Nov17
Posted by Dr. Pradeep Sethi on Saturday, 17th November 2012
Science of hair wavingIntroduction
Since ancient cultures curly hair represented femininity and beauty. Women with straight hair purchased expensive wigs or spent hours for hair ondulation with water and heat, which was temporary.
Permanent hair waving is a two-step chemical treatment modifying hair protein to achieve and retain a curly shape.
The chemical treatment involves a thioglycolate reduction reaction that plasticizes hair while being wound on a rod. The following oxidation step with hydrogen peroxide reforms the hair in a new curly shape.
Curl retention depends on hair thickness, rod diameter, and hair quality.
Undesirable hair damage can occur with the wrong choice of perm and neutralizer, too much heat, incorrect processing time, or improper perm solution amount.
Chemophysical principles of hair waving
Because of hair’s great elasticity and strong resilient forces, it quickly resumes its original straight shape. Therefore it has to be softened and subsequently rehardened chemically to maintain a conformation change. Especially with permanent waving, it is important to select a reversible reaction to allow repeated treatments without hair destruction. The sulfur bridges of the amino acid cystine, linking the proteins, are best suited.

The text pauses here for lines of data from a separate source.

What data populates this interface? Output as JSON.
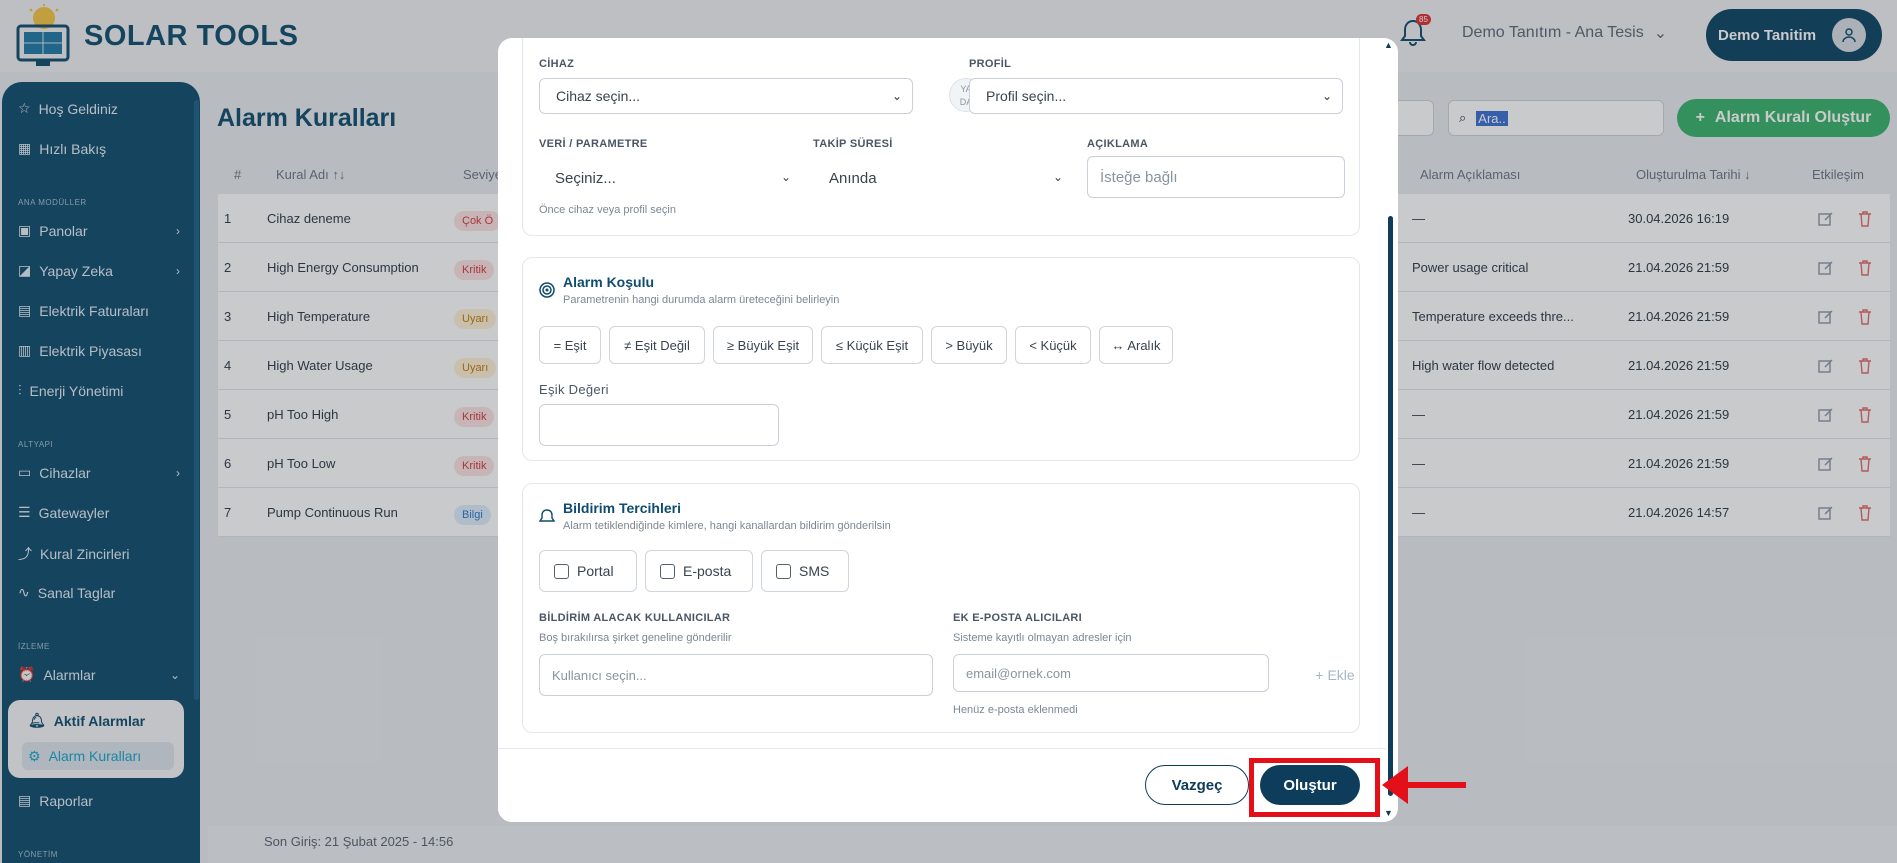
{
  "brand": {
    "name": "SOLAR TOOLS"
  },
  "header": {
    "notification_count": "85",
    "tenant_label": "Demo Tanıtım - Ana Tesis",
    "user_label": "Demo Tanitim"
  },
  "sidebar": {
    "items": [
      {
        "label": "Hoş Geldiniz"
      },
      {
        "label": "Hızlı Bakış"
      },
      {
        "label": "Panolar"
      },
      {
        "label": "Yapay Zeka"
      },
      {
        "label": "Elektrik Faturaları"
      },
      {
        "label": "Elektrik Piyasası"
      },
      {
        "label": "Enerji Yönetimi"
      },
      {
        "label": "Cihazlar"
      },
      {
        "label": "Gatewayler"
      },
      {
        "label": "Kural Zincirleri"
      },
      {
        "label": "Sanal Taglar"
      },
      {
        "label": "Alarmlar"
      },
      {
        "label": "Raporlar"
      }
    ],
    "sections": [
      "ANA MODÜLLER",
      "ALTYAPI",
      "İZLEME",
      "YÖNETİM"
    ],
    "alarm_sub": [
      {
        "label": "Aktif Alarmlar"
      },
      {
        "label": "Alarm Kuralları"
      }
    ]
  },
  "page": {
    "title": "Alarm Kuralları",
    "search_value": "Ara..",
    "create_label": "Alarm Kuralı Oluştur",
    "footer_text": "Son Giriş: 21 Şubat 2025 - 14:56"
  },
  "table": {
    "headers": [
      "#",
      "Kural Adı ↑↓",
      "Seviye",
      "Alarm Açıklaması",
      "Oluşturulma Tarihi ↓",
      "Etkileşim"
    ],
    "rows": [
      {
        "num": "1",
        "name": "Cihaz deneme",
        "level": "Çok Ö",
        "level_type": "crit",
        "desc": "—",
        "date": "30.04.2026 16:19"
      },
      {
        "num": "2",
        "name": "High Energy Consumption",
        "level": "Kritik",
        "level_type": "crit",
        "desc": "Power usage critical",
        "date": "21.04.2026 21:59"
      },
      {
        "num": "3",
        "name": "High Temperature",
        "level": "Uyarı",
        "level_type": "warn",
        "desc": "Temperature exceeds thre...",
        "date": "21.04.2026 21:59"
      },
      {
        "num": "4",
        "name": "High Water Usage",
        "level": "Uyarı",
        "level_type": "warn",
        "desc": "High water flow detected",
        "date": "21.04.2026 21:59"
      },
      {
        "num": "5",
        "name": "pH Too High",
        "level": "Kritik",
        "level_type": "crit",
        "desc": "—",
        "date": "21.04.2026 21:59"
      },
      {
        "num": "6",
        "name": "pH Too Low",
        "level": "Kritik",
        "level_type": "crit",
        "desc": "—",
        "date": "21.04.2026 21:59"
      },
      {
        "num": "7",
        "name": "Pump Continuous Run",
        "level": "Bilgi",
        "level_type": "info",
        "desc": "—",
        "date": "21.04.2026 14:57"
      }
    ]
  },
  "modal": {
    "device": {
      "label": "CİHAZ",
      "placeholder": "Cihaz seçin..."
    },
    "or_label_1": "YA",
    "or_label_2": "DA",
    "profile": {
      "label": "PROFİL",
      "placeholder": "Profil seçin..."
    },
    "param": {
      "label": "VERİ / PARAMETRE",
      "value": "Seçiniz...",
      "hint": "Önce cihaz veya profil seçin"
    },
    "duration": {
      "label": "TAKİP SÜRESİ",
      "value": "Anında"
    },
    "description": {
      "label": "AÇIKLAMA",
      "placeholder": "İsteğe bağlı"
    },
    "condition": {
      "title": "Alarm Koşulu",
      "subtitle": "Parametrenin hangi durumda alarm üreteceğini belirleyin",
      "operators": [
        "= Eşit",
        "≠ Eşit Değil",
        "≥ Büyük Eşit",
        "≤ Küçük Eşit",
        "> Büyük",
        "< Küçük",
        "↔ Aralık"
      ],
      "threshold_label": "Eşik Değeri"
    },
    "notify": {
      "title": "Bildirim Tercihleri",
      "subtitle": "Alarm tetiklendiğinde kimlere, hangi kanallardan bildirim gönderilsin",
      "channels": [
        "Portal",
        "E-posta",
        "SMS"
      ],
      "users_label": "BİLDİRİM ALACAK KULLANICILAR",
      "users_hint": "Boş bırakılırsa şirket geneline gönderilir",
      "users_placeholder": "Kullanıcı seçin...",
      "email_label": "EK E-POSTA ALICILARI",
      "email_hint": "Sisteme kayıtlı olmayan adresler için",
      "email_placeholder": "email@ornek.com",
      "add_label": "Ekle",
      "email_empty": "Henüz e-posta eklenmedi"
    },
    "cancel_label": "Vazgeç",
    "submit_label": "Oluştur"
  },
  "colors": {
    "brand": "#0f4c6e",
    "accent_green": "#38b26b",
    "highlight_red": "#e3101a"
  }
}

The conditions for permanent waving to be well tolerated are:
Low temperature (20-50®C), convection or contact heat;
Short process time (5-30 minutes); and
Mildness to the skin.
A permanent wave occurs with two solutions:
Solution 1: the perming lotion, which contains a reducing agent, a “thiol” compound, designed to split off about 20-40% of hair cystine bonds.
Solution 2 : a fixing lotion, which contains an oxidizing agent, usually hydrogen peroxide, designed to rebuild cystine bridges between proteins at new sites in the curled hair shape. It must be emphasized that permanent waving is a two-step procedure where the chemical reaction and physical effects run in parallel reduction of disulfide-bonds, softening of hair, lateral swelling and length contraction, stress development and protein flow, then re-oxidation of cystin bonds and deswelling, fixation of a new curly shape.